Ingredients

1/3 cup gluten-free oats , ground
1/3 cup almond meal ( or almond slices ground in food processor )
1 tablespoon coconut sugar ( or other natural sugar )
2 1/2 tablespoons butter or 2 1/2 tablespoons coconut oil , melted
2 eggs
1/3 cup coconut sugar ( or other natural sugar )
1/2 teaspoon almond extract ( optional )
16 ounces organic ricotta cheese
1 lemon
1 cup fresh blueberries
This Blueberry and Lemon Ricotta Cheesecake is a refreshing and healthy twist to the popular dessert. The crust is made with gluten-free oats, almond meal, and coconut sugar which is a healthier alternative to wheat flour and white sugar. The cheesecake is made with ricotta cheese instead of cream cheese which makes it lower in fat and calories without sacrificing the creamy texture. Additionally, the combination of blueberries and lemon makes this cheesecake refreshing and flavorful. It's a perfect dessert option for anyone looking for a healthy yet delicious treat.

Instructions

1.Preheat oven to 350°F (180°C).
2.Grease a 9-inch pie dish with cooking spray.
3.In a medium mixing bowl, combine ground gluten-free oats, almond meal, coconut sugar and melted butter or coconut oil.
4.Mix the ingredients until fully combined.
5.Pour the mixture into the prepared pie dish.
6.In another mixing bowl, beat the eggs with coconut sugar and almond extract.
7.Add the ricotta cheese and mix until smooth.
8.Grate one lemon and add the zest and juice to the cheesecake mixture.
9.Fold in the blueberries gently.
10.Pour cheesecake mixture over the oatmeal crust in the pie dish.
11.Smooth over the top with a spatula.
12.Bake the cheesecake for 30-35 minutes or until the cake is set and golden brown.
13.Allow the cheesecake to cool down before slicing and serving.

PROS

This Blueberry and Lemon Ricotta Cheesecake is a delicious gluten-free dessert that is both healthy and easy to make.
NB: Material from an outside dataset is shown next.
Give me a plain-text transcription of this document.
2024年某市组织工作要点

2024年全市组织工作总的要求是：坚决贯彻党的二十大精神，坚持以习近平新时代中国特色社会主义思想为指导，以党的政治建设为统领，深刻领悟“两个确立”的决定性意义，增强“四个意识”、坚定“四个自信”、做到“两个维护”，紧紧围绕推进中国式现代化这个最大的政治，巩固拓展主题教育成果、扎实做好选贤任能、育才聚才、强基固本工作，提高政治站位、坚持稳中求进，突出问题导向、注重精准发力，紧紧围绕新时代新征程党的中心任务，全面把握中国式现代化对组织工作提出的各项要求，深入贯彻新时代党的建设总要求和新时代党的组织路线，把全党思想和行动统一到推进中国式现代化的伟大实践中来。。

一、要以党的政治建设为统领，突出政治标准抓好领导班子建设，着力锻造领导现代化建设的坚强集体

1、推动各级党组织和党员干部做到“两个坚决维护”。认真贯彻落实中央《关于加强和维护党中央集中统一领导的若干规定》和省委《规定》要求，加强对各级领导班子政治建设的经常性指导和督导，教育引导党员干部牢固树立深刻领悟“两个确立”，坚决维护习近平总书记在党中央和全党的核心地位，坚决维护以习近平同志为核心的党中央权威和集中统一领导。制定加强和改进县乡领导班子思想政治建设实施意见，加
It’s high in protein and low in sugar.

The combination of blueberries and lemon makes this cheesecake refreshing and flavorful.

CONS

This cake should be stored in the refrigerator to prevent spoilage.

A slice of this cheesecake is about 200 calories per serving which should be accounted for in your daily calorie intake.

HEALTH & BENEFITS

Blueberries are packed with antioxidants that help protect your body from harmful stressors.
Lemon is also high in vitamin C which is important for a healthy immune system.
The ricotta cheese in this cheesecake adds in extra nutrients like calcium and vitamin D.
Also, the non-dairy coconut oil is a healthy fat that has been linked to heart health.